I should’ve known it wouldn’t stay quiet. Nothing in Hell ever does. Why would it here?

The lake’s been wrong all day, too still and too loud at the same time. Boats moving in tight circles. Men combing tree lines. Radios crackling. Royal snapping orders at prospects who look like they’d rather believe in a monster than admit someone human might be hunting girls in their own backyard. Everybody’s on edge, and the day feels like it’s holding its breath.

Oaks hasn’t looked at me once. Not really.

He’s been in motion since dawn, like if he keeps moving he can outrun whatever’s tightening around us. Radio in hand. Boots in mud. Mouth firmly shut. Every time I catch his profile across camp, he looks carved out of duty and iron, and I hate that part of me still watches him like he might glance back and soften. Like the other night meant something he can’t fake his way out of.

He doesn’t. Just like he didn’t come back last night, and I slept alone in a crumbled bed that smelled like I made a huge mistake.

By late afternoon, the heat turns heavy and mean. The sun dips, but the humidity won’t break. I can’t stand another second of the whispers and the stares and the girls who smirkwhen I pass like they know exactly where I’ve been and what I’ve done. I need air that ain’t filtered through judgment.

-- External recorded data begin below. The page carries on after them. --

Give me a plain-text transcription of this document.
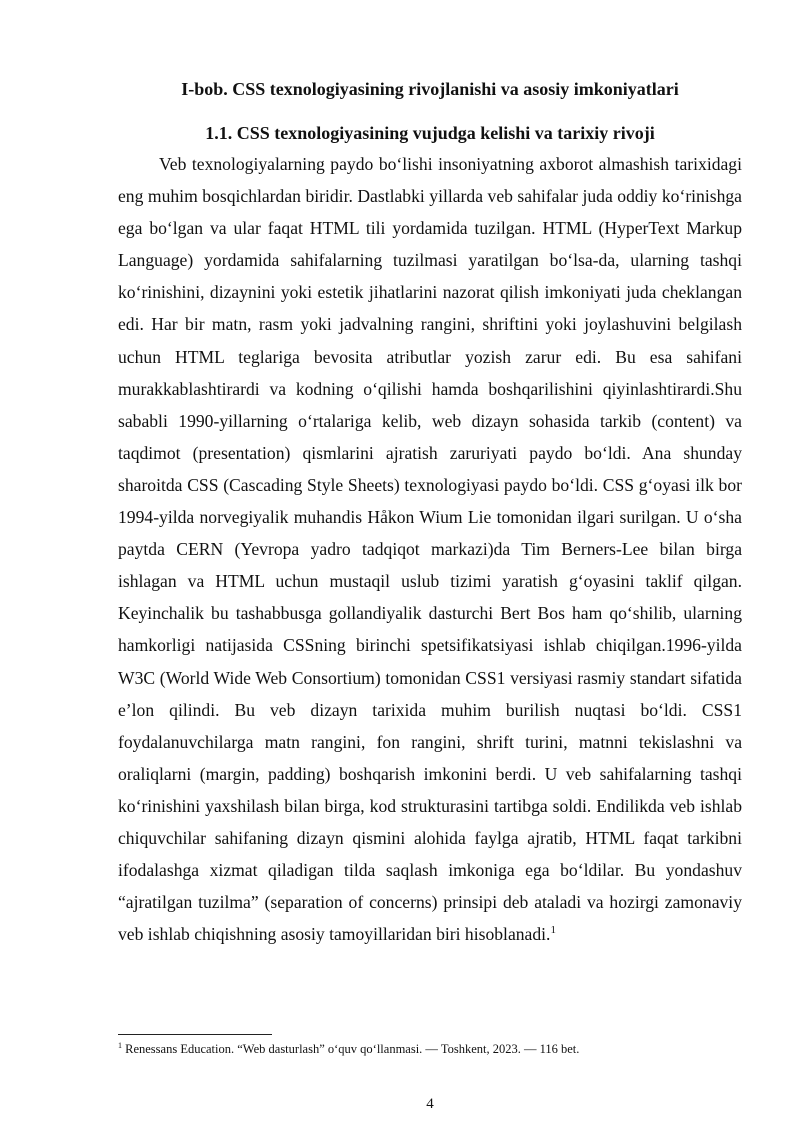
I-bob. CSS texnologiyasining rivojlanishi va asosiy imkoniyatlari
1.1. CSS texnologiyasining vujudga kelishi va tarixiy rivoji

Veb texnologiyalarning paydo bo‘lishi insoniyatning axborot almashish tarixidagi eng muhim bosqichlardan biridir. Dastlabki yillarda veb sahifalar juda oddiy ko‘rinishga ega bo‘lgan va ular faqat HTML tili yordamida tuzilgan. HTML (HyperText Markup Language) yordamida sahifalarning tuzilmasi yaratilgan bo‘lsa-da, ularning tashqi ko‘rinishini, dizaynini yoki estetik jihatlarini nazorat qilish imkoniyati juda cheklangan edi. Har bir matn, rasm yoki jadvalning rangini, shriftini yoki joylashuvini belgilash uchun HTML teglariga bevosita atributlar yozish zarur edi. Bu esa sahifani murakkablashtirardi va kodning o‘qilishi hamda boshqarilishini qiyinlashtirardi.Shu sababli 1990-yillarning o‘rtalariga kelib, web dizayn sohasida tarkib (content) va taqdimot (presentation) qismlarini ajratish zaruriyati paydo bo‘ldi. Ana shunday sharoitda CSS (Cascading Style Sheets) texnologiyasi paydo bo‘ldi. CSS g‘oyasi ilk bor 1994-yilda norvegiyalik muhandis Håkon Wium Lie tomonidan ilgari surilgan. U o‘sha paytda CERN (Yevropa yadro tadqiqot markazi)da Tim Berners-Lee bilan birga ishlagan va HTML uchun mustaqil uslub tizimi yaratish g‘oyasini taklif qilgan. Keyinchalik bu tashabbusga gollandiyalik dasturchi Bert Bos ham qo‘shilib, ularning hamkorligi natijasida CSSning birinchi spetsifikatsiyasi ishlab chiqilgan.1996-yilda W3C (World Wide Web Consortium) tomonidan CSS1 versiyasi rasmiy standart sifatida e’lon qilindi. Bu veb dizayn tarixida muhim burilish nuqtasi bo‘ldi. CSS1 foydalanuvchilarga matn rangini, fon rangini, shrift turini, matnni tekislashni va oraliqlarni (margin, padding) boshqarish imkonini berdi. U veb sahifalarning tashqi ko‘rinishini yaxshilash bilan birga, kod strukturasini tartibga soldi. Endilikda veb ishlab chiquvchilar sahifaning dizayn qismini alohida faylga ajratib, HTML faqat tarkibni ifodalashga xizmat qiladigan tilda saqlash imkoniga ega bo‘ldilar. Bu yondashuv “ajratilgan tuzilma” (separation of concerns) prinsipi deb ataladi va hozirgi zamonaviy veb ishlab chiqishning asosiy tamoyillaridan biri hisoblanadi.$^1$

$^1$ Renessans Education. “Web dasturlash” o‘quv qo‘llanmasi. — Toshkent, 2023. — 116 bet.
4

I walk down toward the water alone.

The shoreline’s quieter here, away from the cabins and the main fire pit, away from the radios and the men calling coordinates. It’s just cicadas screaming from the trees and the soft lap of water against dock posts. Herrington Lake looks harmless from here, shiny and blue, sunlight scattering across it like glitter, like it’s a tourist brochure instead of a crime scene with good PR.

I hear boots before I see her.

Bethany doesn’t announce herself. She doesn’t call my name or perform for an audience. She just walks up and stops a few feet away, arms crossed, posture loose like we’re having coffee instead of a reckoning. That calm is what scares me, because I’ve seen women like her in Hell. They don’t need volume. They’ve got venom.

“You’re braver than I thought,” she says mildly. “Standing so close to that water.”